The Last Winter is an unusual horror film. Though it delivers on the expected promised of its “and then there were none” premise, it is rooted in ecological concerns, and ends in a manner that is both paradoxically clear and ambiguous at the same time.

The film opens with Ed Pollack (the generally criminally underused or appreciated Ron Perlman) arriving at the polar base camp of a unit working for North Industries, an oil company that wants to extract valuable fuel from beneath the North Pole’s crust in territory that was formerly protected. The voluble Pollack descends on the camp like a Santa Claus, dispensing gifts and flattery but also a little fear. He’s the ramrod for the team, and his mandate is to get environmental impact clearances from the house environmentalist attached to the team, Jim Hoffman (James Le Gros). It’s Red State versus Blue State (or perhaps ice state versus liquid state) when these two go at it. There is also a personal animosity. In the three weeks since Ed has been at the camp, Hoffman has fallen into a romance with the token hottie, Abby (Friday Night Light’s terrific Connie Britton). Pollack has also imposed upon the team the son of a friend, a callow youth named Maxwell (Zach Gilford), who is intimidated by the landscape, but is also the first to perceive the newfound hazards they face.

Last Winter monster

In brief, these hazards are due to global warming, which has caused the thin ice sheath or permafrost to start melting, releasing biological entities of untold age. One entity might be a gas that causes its consumers to go mad. Another might be a herd of some mysterious primeval animal that runs at night. Maxwell is the first to see them, and also the first to be victimized by them.

The Last Winter title

The Last Winter is written and directed by Larry Fessenden, an actor, producer, and director who is associated with another cult horror director, Ti West, and whose previous horror film, Wendigo, is warmly regarded by horror enthusiasts.
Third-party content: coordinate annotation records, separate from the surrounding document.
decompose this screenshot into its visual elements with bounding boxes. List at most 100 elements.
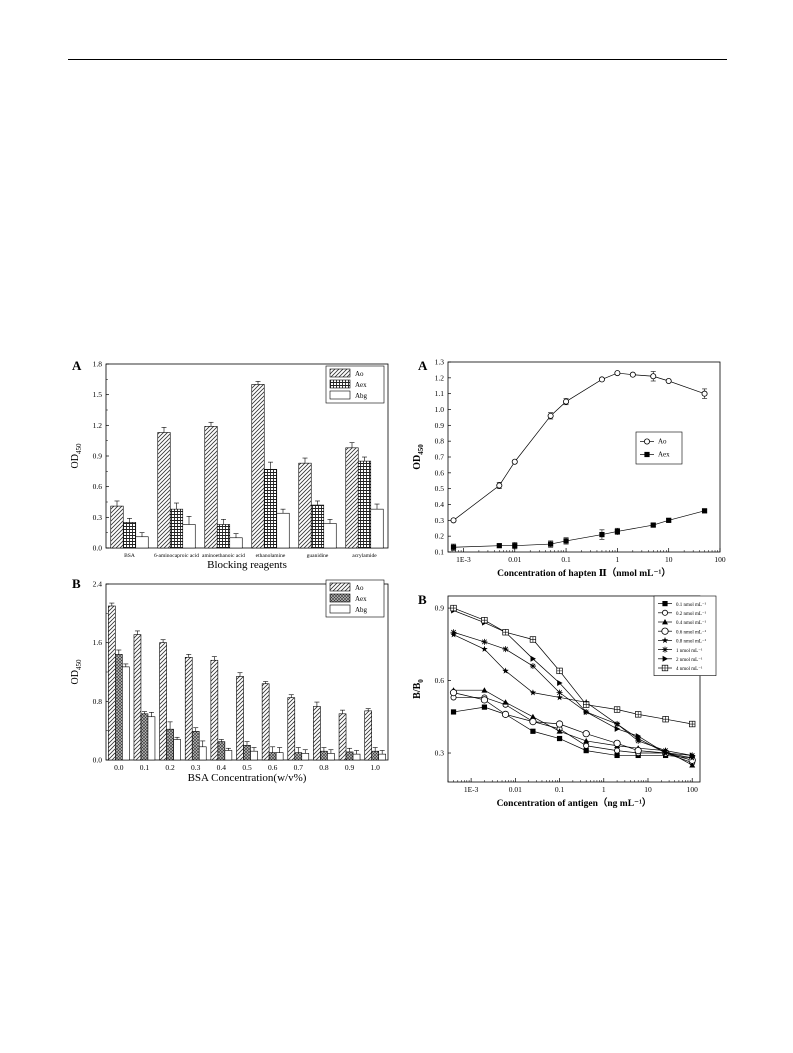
legend-swatch (329, 604, 351, 614)
y-tick-label: 0.8 (435, 437, 445, 446)
y-axis-label-main: OD (70, 670, 81, 684)
data-point (583, 708, 590, 715)
bar (345, 447, 359, 549)
bar (140, 713, 149, 761)
x-category-label: 0.1 (140, 763, 150, 772)
x-category-label: 0.6 (268, 763, 278, 772)
data-point-cross (530, 636, 536, 643)
bar (147, 716, 156, 761)
legend-label: 0.4 nmol mL⁻¹ (676, 620, 707, 626)
data-point-cross (635, 711, 641, 718)
chart-panel-bsa: 0.0 0.8 1.6 2.4 0.0 0.1 0.2 0.3 0.4 0.5 0.6 0.7 0.8 0… (60, 572, 400, 784)
bar (352, 753, 361, 761)
data-point (557, 679, 563, 686)
data-point (661, 637, 669, 644)
data-point (662, 619, 668, 625)
y-tick-label: 0.3 (435, 516, 445, 525)
x-tick-label: 0.01 (509, 785, 522, 794)
data-point (665, 377, 672, 384)
y-tick-label: 0.3 (435, 749, 445, 758)
y-tick-label: 1.2 (93, 421, 103, 430)
data-point (614, 725, 621, 732)
legend-swatch (329, 390, 351, 400)
x-tick-label: 0.1 (555, 785, 565, 794)
y-tick-label: 0.0 (93, 544, 103, 553)
x-category-label: BSA (124, 553, 135, 559)
data-point (450, 709, 457, 715)
series-line (453, 706, 693, 759)
x-category-label: acrylamide (352, 553, 377, 559)
legend-label: 0.6 nmol mL⁻¹ (676, 629, 707, 635)
x-tick-label: 1E-3 (456, 555, 471, 564)
data-point (481, 645, 488, 652)
data-point (661, 609, 668, 616)
bar (216, 524, 231, 549)
page-header-rule (68, 59, 727, 60)
legend-label: Ao (658, 438, 667, 446)
legend-label: Aex (658, 451, 670, 459)
data-point (599, 531, 605, 538)
data-point-cross (662, 665, 668, 671)
x-tick-label: 1E-3 (464, 785, 479, 794)
data-point (643, 438, 650, 445)
data-point (662, 716, 669, 723)
legend-label: 0.2 nmol mL⁻¹ (676, 611, 707, 617)
y-tick-label: 0.5 (435, 484, 445, 493)
y-tick-label: 0.6 (435, 468, 445, 477)
data-point (450, 517, 457, 524)
y-axis-label: B/B0 (412, 679, 425, 699)
x-tick-label: 1 (602, 785, 606, 794)
x-tick-label: 0.01 (508, 555, 521, 564)
legend-swatch (329, 379, 351, 389)
data-point (662, 655, 668, 662)
y-tick-label: 1.3 (435, 358, 445, 367)
data-point (650, 522, 656, 528)
data-point (556, 694, 563, 701)
data-point (689, 752, 696, 759)
data-point (666, 517, 672, 523)
y-tick-label: 0.4 (435, 500, 445, 509)
x-category-label: 6-aminocaproic acid (154, 553, 199, 559)
x-axis-label: BSA Concentration(w/v%) (188, 772, 307, 784)
data-point (450, 544, 457, 550)
data-point (501, 710, 510, 718)
y-axis-label-main: B/B (412, 682, 423, 698)
y-tick-label: 0.9 (435, 421, 445, 430)
y-tick-label: 2.4 (93, 580, 103, 589)
data-point (614, 721, 621, 728)
data-point (502, 699, 509, 705)
bar (122, 666, 130, 761)
data-point (449, 689, 458, 697)
panel-label: A (72, 358, 82, 373)
data-point (661, 627, 669, 635)
series-line (453, 697, 693, 764)
chart-blocking-reagents: 0.0 0.3 0.6 0.9 1.2 1.5 1.8 BSA 6-aminocaproic a… (70, 358, 389, 571)
y-tick-label: 1.0 (435, 405, 445, 414)
y-tick-label: 0.1 (435, 548, 445, 557)
bar (313, 706, 321, 761)
bar (345, 751, 354, 761)
bar (122, 522, 137, 549)
bar (251, 384, 265, 549)
data-point (613, 739, 621, 747)
data-point (583, 747, 589, 754)
data-point (529, 689, 537, 696)
chart-panel-antigen: 1E-3 0.01 0.1 1 10 100 0.3 0.6 0.9 0.1 nmol mL⁻¹ 0… (410, 586, 740, 818)
data-point (496, 482, 503, 489)
legend-label: 2 nmol mL⁻¹ (676, 657, 703, 663)
bar (364, 710, 372, 761)
data-point (613, 706, 621, 713)
x-category-label: 0.7 (294, 763, 304, 772)
y-axis-label: OD450 (70, 659, 83, 684)
x-tick-label: 0.1 (561, 555, 571, 564)
data-point-cross (450, 605, 457, 611)
data-point (547, 412, 554, 419)
legend-box (653, 595, 717, 676)
series-line (453, 631, 693, 756)
panel-label: A (418, 358, 428, 373)
y-tick-label: 1.8 (93, 360, 103, 369)
bar (275, 752, 284, 761)
bar (133, 634, 142, 761)
y-axis-label-sub: 0 (417, 679, 425, 683)
data-point (701, 390, 708, 397)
The film was shot partially in Alaska and in Iceland, and it’s an innovative thriller in that it helpfully elides or summarizes, through snappy editing, those scenes we’ve seen all too often in previous horror films of a similar vintage (such as John Carpenter’s The Thing), scenes such as the arguments about what to do and then those patented horror film reactions to the first revelations. In addition, the note of ambiguity at the end, residing mostly in a terrific last shot that evokes memories of both the beginning of 28 Days Later and the end of Resident Evil, bears more weight thanks to the intellectual weight that has brought us there.